Badkhen, an award-winning freelance war correspondent, has covered conflicts in Africa, Asia, and Europe. Since 2001 she has reported regularly from Afghanistan, the setting of The World is a Carpet: Four Seasons in an Afghan Village in which she chronicles the lives of the residents of Oqa, a hamlet so remote the government didn’t know it existed.
How did you meet the family that you profiled in Oqa?
I was working in Afghanistan in 2010 on a series of dispatches for Foreign Policy magazine which later became an e-book, Waiting for Taliban. It was one of those days when I had no plans. I asked the man who was working for me as a driver, “Do you want to show me anything?” He said, “Yes.” First he took me to a beautiful village called Zadyan, home to the oldest surviving minaret in Afghanistan.
He then took me probably 10 to12 miles across a roadless desert to this hamlet perched on a hummock. Absolutely no trees, no water for irrigation; just sand dunes, the vastness of the northern Afghan desert, and about 40 homes. He introduced me to an old man, probably one of the oldest in the village, named Baba Nazar. My driver said, “When I was a little boy I used to come here and he would take me hunting.” Baba Nazar is the patriarch of the main family in the book.
What drives your desire to “document the lives of people in extremis”?
I was born in the global south, in Leningrad, USSR. So I grew up knowing the totalitarian state, knowing extreme poverty. That is very much a dichotomy that is familiar to me: A quarter of the world lives in the global south, lives on $1.25 a day, so that’s extreme poverty.
In the case of The World is a Carpet, what attracted me was the friction between the super ancient and the ultra-modern. You have this landscape that hasn’t changed for millennia, and, at the same time, you have super modern weapons on this landscape; you have people who are walking barefoot and bartering kindling for rice, and, at the same time, are using cell phones; you have extreme and dire poverty and violence. And in the middle of it, people create the most beautiful carpets in the world.
Ethnic Turkoman women, like Thawra the weaver, are breadwinners in their families: Do they have more influence than other Afghan women?
No, I don’t think so. In Afghanistan, women are very influential in the household because that is where they live and that is their purview. Women barely participate in social life outside of home. But inside the home, they are extremely active and dominate; they make a lot of the decisions.
Between the Soviet war, and now, the American war what are the challenges for weavers?
It means that infrastructure is extremely stunted. The carpets that are woven in Oqa—the men put them on the back of donkey and carry them to the nearest big town, which is about 25 miles away. It’s about a 7-hour walk.
Life in Oqa is incredibly harsh; how do the villagers survive?
I’ve always wondered why people stay there. What I understand is that Turkoman herders came to Oqa about 300 years ago and settled there because it was, they say, the jungle.
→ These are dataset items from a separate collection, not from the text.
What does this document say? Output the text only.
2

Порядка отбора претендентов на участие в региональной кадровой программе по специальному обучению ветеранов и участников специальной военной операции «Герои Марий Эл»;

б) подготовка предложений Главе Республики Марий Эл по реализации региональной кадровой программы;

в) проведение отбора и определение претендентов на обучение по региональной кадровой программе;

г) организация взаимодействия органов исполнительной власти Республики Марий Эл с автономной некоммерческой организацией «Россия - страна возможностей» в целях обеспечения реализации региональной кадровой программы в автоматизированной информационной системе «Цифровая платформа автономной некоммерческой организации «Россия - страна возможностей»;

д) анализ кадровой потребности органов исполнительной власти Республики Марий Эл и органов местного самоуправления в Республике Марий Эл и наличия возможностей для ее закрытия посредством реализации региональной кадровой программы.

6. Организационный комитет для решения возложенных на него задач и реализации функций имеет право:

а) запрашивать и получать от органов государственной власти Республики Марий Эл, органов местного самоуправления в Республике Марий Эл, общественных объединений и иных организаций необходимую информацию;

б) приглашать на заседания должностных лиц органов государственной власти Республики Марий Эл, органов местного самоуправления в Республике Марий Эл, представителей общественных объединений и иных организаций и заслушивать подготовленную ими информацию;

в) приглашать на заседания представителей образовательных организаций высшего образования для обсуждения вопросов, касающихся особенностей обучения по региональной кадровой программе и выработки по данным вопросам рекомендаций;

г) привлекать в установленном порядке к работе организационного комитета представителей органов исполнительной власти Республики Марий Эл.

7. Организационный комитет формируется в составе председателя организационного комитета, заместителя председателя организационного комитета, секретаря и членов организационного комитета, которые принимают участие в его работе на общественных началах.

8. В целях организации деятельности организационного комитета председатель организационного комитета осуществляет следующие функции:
What happened next was serial drought, man-made desertification. Now it’s this tough, alkaline desert where nothing grows. But the descendants of the people who settled it first remain out of inertia, out of tradition, because their fathers say so, because they have no other place to go.
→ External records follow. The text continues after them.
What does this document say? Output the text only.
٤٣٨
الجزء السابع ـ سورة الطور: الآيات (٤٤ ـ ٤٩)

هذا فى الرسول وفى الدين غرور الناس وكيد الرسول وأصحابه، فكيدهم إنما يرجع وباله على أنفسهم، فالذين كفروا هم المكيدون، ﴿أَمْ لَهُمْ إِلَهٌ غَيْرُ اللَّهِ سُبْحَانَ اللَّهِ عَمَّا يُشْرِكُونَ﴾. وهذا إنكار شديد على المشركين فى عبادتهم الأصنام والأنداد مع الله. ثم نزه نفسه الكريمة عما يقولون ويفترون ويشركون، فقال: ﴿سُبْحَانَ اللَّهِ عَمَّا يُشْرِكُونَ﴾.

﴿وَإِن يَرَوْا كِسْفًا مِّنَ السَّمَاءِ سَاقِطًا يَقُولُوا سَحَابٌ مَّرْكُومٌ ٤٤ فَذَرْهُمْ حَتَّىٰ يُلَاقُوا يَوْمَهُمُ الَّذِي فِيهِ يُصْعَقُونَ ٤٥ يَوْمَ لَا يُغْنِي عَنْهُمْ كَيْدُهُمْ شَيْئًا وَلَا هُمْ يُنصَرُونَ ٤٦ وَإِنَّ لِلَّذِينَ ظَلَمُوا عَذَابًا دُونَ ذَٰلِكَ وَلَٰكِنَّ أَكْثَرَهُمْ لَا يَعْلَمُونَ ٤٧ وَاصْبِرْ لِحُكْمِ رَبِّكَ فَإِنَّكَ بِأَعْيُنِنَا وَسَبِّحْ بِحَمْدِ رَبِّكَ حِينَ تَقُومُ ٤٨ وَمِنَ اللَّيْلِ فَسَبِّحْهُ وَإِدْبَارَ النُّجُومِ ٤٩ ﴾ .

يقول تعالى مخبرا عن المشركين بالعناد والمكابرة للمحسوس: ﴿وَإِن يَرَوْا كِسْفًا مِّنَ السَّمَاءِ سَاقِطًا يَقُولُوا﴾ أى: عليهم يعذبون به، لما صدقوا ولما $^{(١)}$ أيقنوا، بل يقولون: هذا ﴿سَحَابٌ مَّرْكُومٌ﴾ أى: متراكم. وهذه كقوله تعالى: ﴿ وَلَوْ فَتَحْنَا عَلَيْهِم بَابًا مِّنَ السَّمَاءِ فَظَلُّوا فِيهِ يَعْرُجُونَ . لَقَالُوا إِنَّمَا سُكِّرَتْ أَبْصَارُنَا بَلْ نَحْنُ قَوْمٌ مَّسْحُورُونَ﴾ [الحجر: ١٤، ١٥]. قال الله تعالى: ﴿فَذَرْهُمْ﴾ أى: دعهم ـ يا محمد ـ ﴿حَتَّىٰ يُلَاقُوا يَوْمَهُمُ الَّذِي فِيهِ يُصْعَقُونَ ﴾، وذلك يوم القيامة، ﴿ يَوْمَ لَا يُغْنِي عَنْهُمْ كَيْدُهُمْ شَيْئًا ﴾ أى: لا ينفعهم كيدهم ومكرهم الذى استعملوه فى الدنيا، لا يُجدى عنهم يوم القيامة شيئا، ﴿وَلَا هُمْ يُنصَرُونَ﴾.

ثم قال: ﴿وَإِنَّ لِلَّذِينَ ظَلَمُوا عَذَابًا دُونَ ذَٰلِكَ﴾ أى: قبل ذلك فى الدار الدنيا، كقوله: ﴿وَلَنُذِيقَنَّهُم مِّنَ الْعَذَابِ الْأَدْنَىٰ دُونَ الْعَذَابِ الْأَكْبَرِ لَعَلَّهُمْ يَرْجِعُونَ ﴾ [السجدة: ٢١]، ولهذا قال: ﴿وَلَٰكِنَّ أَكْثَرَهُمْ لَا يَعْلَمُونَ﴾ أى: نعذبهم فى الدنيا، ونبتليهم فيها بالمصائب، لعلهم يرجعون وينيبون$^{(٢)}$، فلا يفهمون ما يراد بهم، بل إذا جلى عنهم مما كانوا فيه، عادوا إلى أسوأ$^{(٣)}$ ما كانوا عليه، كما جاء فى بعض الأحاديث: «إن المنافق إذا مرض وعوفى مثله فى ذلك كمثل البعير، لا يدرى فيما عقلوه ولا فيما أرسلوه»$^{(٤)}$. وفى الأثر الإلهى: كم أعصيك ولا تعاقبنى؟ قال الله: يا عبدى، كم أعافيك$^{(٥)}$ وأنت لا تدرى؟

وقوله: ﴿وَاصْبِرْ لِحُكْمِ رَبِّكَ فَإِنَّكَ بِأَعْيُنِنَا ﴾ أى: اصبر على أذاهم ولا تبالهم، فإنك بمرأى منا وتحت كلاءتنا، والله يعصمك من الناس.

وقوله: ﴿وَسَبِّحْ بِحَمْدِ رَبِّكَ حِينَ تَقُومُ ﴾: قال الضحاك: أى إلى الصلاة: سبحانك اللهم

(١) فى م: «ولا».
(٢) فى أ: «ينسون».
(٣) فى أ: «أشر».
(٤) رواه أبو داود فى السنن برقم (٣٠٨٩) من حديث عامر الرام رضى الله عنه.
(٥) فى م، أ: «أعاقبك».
The World is Carpet recalls Frances Fitzgerald’s Fire in the Lake, which opened up Vietnamese society to Americans during the Vietnam War. Are you familiar with it?
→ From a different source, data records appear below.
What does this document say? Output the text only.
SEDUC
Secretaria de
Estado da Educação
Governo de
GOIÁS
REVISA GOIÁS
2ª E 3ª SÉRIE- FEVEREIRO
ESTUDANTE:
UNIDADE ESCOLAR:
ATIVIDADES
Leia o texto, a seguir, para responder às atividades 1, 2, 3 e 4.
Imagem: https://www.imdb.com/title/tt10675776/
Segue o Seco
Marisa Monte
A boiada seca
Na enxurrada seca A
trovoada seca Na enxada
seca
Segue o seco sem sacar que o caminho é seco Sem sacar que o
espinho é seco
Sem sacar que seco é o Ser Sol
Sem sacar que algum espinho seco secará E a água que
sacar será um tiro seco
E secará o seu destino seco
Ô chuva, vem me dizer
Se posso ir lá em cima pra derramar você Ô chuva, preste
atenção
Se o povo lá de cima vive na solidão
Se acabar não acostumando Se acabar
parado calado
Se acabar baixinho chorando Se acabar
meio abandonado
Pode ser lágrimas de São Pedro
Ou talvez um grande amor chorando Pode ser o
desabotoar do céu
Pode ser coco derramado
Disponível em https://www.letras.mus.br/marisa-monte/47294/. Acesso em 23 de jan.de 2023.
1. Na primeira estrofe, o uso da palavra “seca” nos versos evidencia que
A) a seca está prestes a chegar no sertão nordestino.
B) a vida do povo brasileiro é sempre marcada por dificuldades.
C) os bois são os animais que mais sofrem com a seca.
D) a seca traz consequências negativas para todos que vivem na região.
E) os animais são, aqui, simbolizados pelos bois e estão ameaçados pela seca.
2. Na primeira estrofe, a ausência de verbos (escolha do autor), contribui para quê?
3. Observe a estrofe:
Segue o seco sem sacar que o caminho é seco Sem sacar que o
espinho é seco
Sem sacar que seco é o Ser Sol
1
I have not read that book. But Chinua Achebe said once that until the lions have their own historians, the history of the hunt will always glorify the hunter. I wanted to show the world from within Afghanistan, not Afghanistan from the outside world.
Why is there so little literature about the war from the Afghan perspective?
A couple of reasons: one, it is not politically expedient. The other reason is that it is very difficult to do work this way because it takes up a lot of time and it’s dangerous. You can’t walk into Oqa wearing body armor; you can’t walk into Oqa with security guards.
Most news organizations in places like Iraq and Afghanistan have very strict regulations about security. I am a freelancer there, so I am not bound by rules of news organizations: I can afford to go spend a month in a tiny little village or in somebody’s house in Mazar-e-Sharif or travel on a road that is not really safe for Westerners to travel on.